Rinascimento africano
Fu Nelson Mandela a coniare, nel 1994, lo slogan del “Rinascimento africano”. A 16 anni di distanza non pare – purtroppo – che questa prospettiva sia divenuta reale per l’intero continente.
Fu Nelson Mandela a coniare, nel 1994, lo slogan del “Rinascimento africano”. A 16 anni di distanza, nel momento in cui il Sudafrica ospita i Campionati mondiali di calcio, non pare – purtroppo – che questa prospettiva sia divenuta reale per l’intero continente. Certo, oggi il Sudafrica è il Paese più sviluppato dell’Africa intera: produce il 33 per cento del Pil dell’area sub-sahariana ed è attualmente il 25° Paese al mondo in base al Pil. Tanto che si può dire che sia oggi una «economia in transizione», cioè collocata tra la categoria dei Paesi sviluppati e quella dei Paesi in via di sviluppo.

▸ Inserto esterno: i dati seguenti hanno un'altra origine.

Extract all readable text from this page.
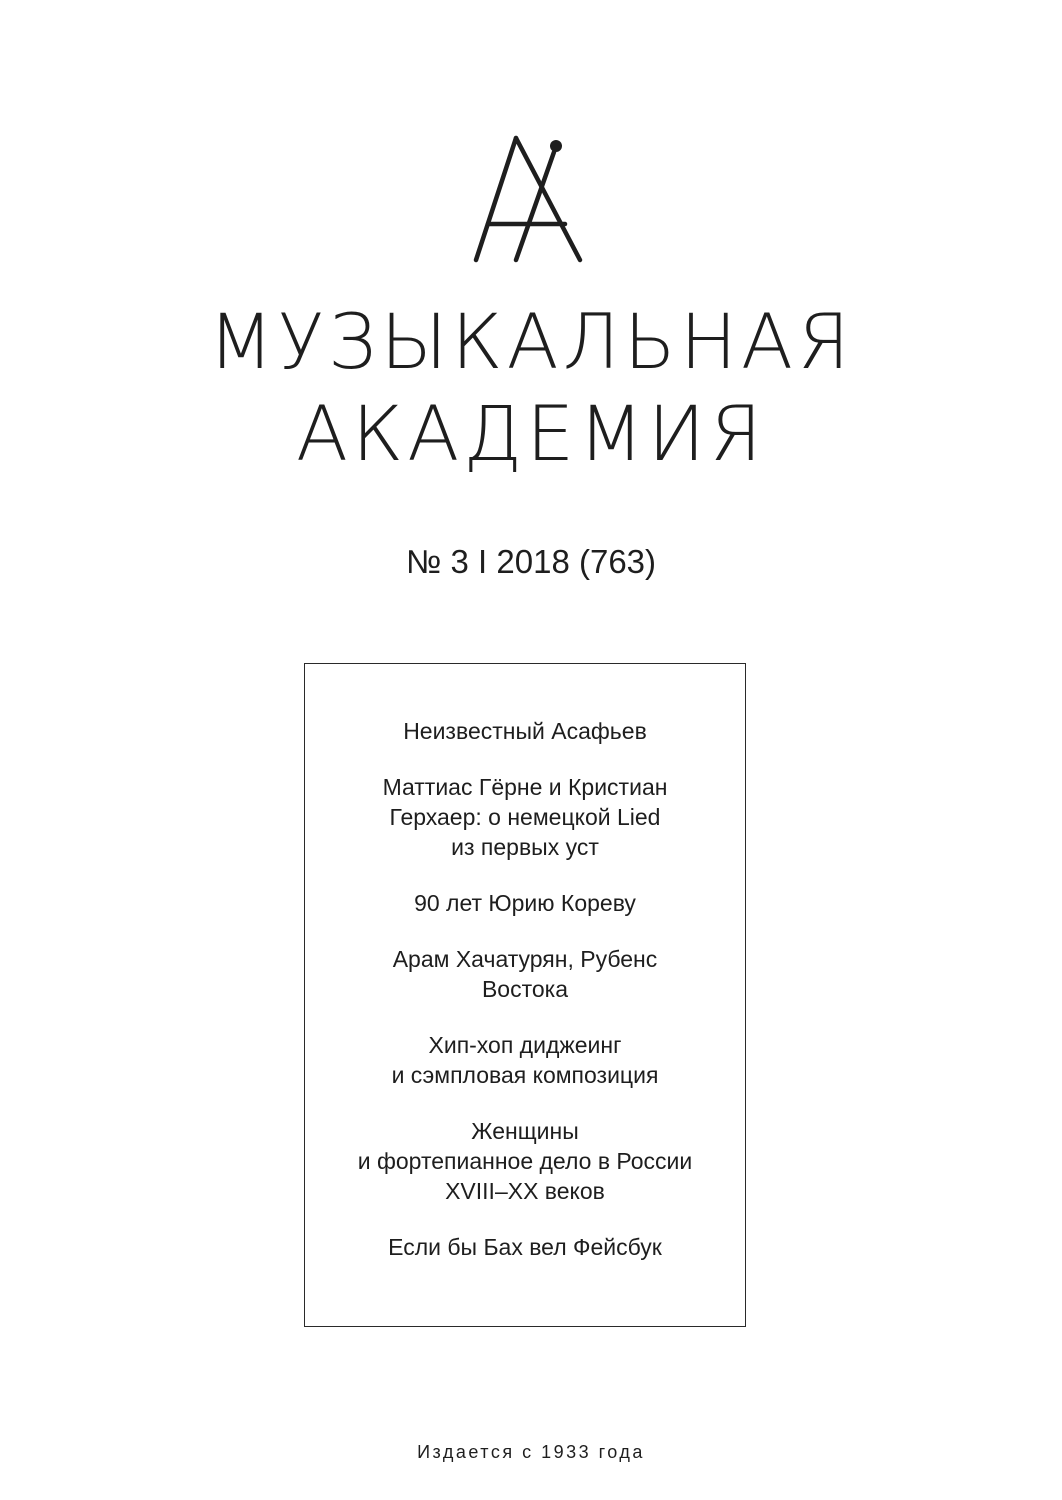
МУЗЫКАЛЬНАЯ
АКАДЕМИЯ
№ 3 I 2018 (763)
Неизвестный Асафьев
Маттиас Гёрне и Кристиан
Герхаер: о немецкой Lied
из первых уст
90 лет Юрию Кореву
Арам Хачатурян, Рубенс
Востока
Хип-хоп диджеинг
и сэмпловая композиция
Женщины
и фортепианное дело в России
XVIII–XX веков
Если бы Бах вел Фейсбук
Издается с 1933 года
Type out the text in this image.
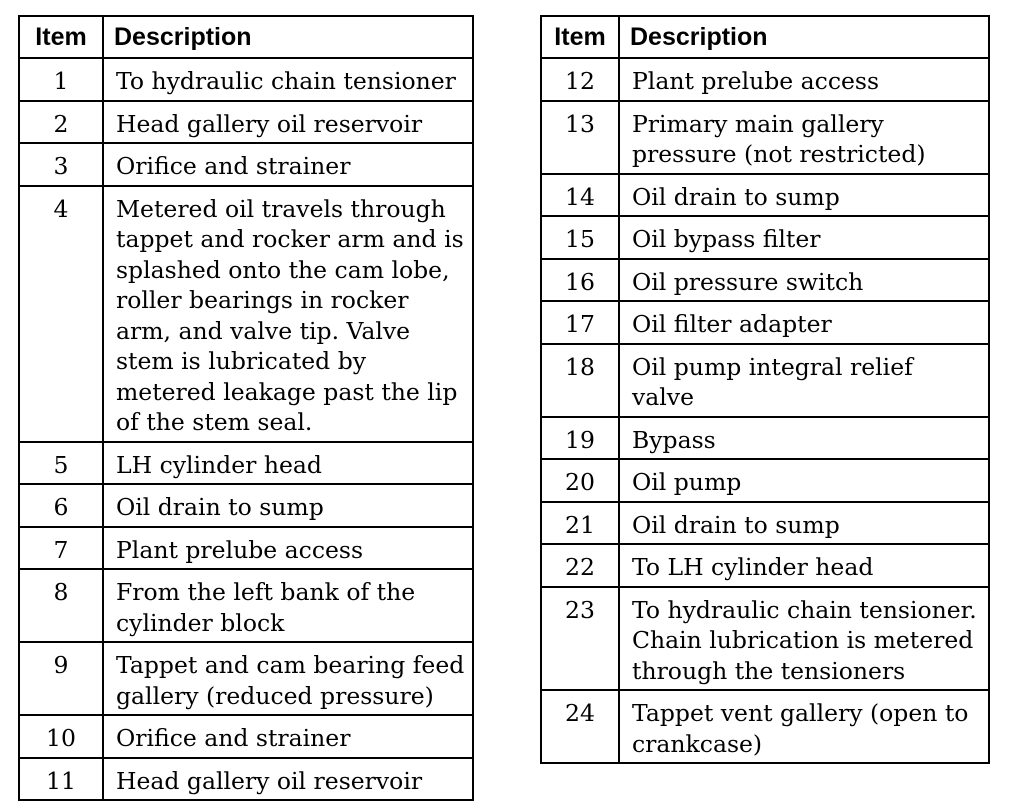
Item	Description
1	To hydraulic chain tensioner
2	Head gallery oil reservoir
3	Orifice and strainer
4	Metered oil travels through tappet and rocker arm and is splashed onto the cam lobe, roller bearings in rocker arm, and valve tip. Valve stem is lubricated by metered leakage past the lip of the stem seal.
5	LH cylinder head
6	Oil drain to sump
7	Plant prelube access
8	From the left bank of the cylinder block
9	Tappet and cam bearing feed gallery (reduced pressure)
10	Orifice and strainer
11	Head gallery oil reservoir
Item	Description
12	Plant prelube access
13	Primary main gallery pressure (not restricted)
14	Oil drain to sump
15	Oil bypass filter
16	Oil pressure switch
17	Oil filter adapter
18	Oil pump integral relief valve
19	Bypass
20	Oil pump
21	Oil drain to sump
22	To LH cylinder head
23	To hydraulic chain tensioner. Chain lubrication is metered through the tensioners
24	Tappet vent gallery (open to crankcase)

Tutto questo non può far dimenticare i problemi. Ad esempio, il fatto che vi sia ancora un accentuato dualismo economico: aree del Paese moderne e industrializzate convivono con zone arretrate e molto povere. L’apartheid è un brutto ricordo del passato, ma ancora oggi il principale problema che il Sudafrica deve affrontare è costituito dall’integrazione economica e sociale tra le varie componenti della popolazione: africana di colore (32 milioni), bianca (5,4), meticcia (3,6) e asiatica (uno). Dopo alcuni anni in cui il Sudafrica ha risentito della crisi mondiale, l’economia è tornata a crescere più del 4 per cento. Ma la disoccupazione rimane elevata e supera il 25 per cento.
Tuttavia il Sudafrica è un Paese in cui cresce la speranza nel futuro. Gli stessi Mondiali di calcio rappresentano il riconoscimento di una crescente importanza internazionale del Paese. Attualmente il Sudafrica è l’unico Stato africano a far parte del G20. Da tempo, inoltre, coltiva un intenso rapporto con India e Brasile, Paesi con i quali condivide l’aspirazione a far parte del Consiglio di sicurezza delle Nazioni Unite (una battaglia, a dire il vero, improntata a schemi del passato). Brasile, India e Sudafrica hanno dato vita a un nuovo gruppo informale, che si chiama, appunto, Ibsa (dalle iniziali dei tre Paesi). La “vetrina globale” del Mondiale può quindi dare ulteriore impulso a questo processo. Senza dimenticare, tuttavia, la grande lezione di Mandela: la vera rinascita africana non può limitarsi a un solo Paese.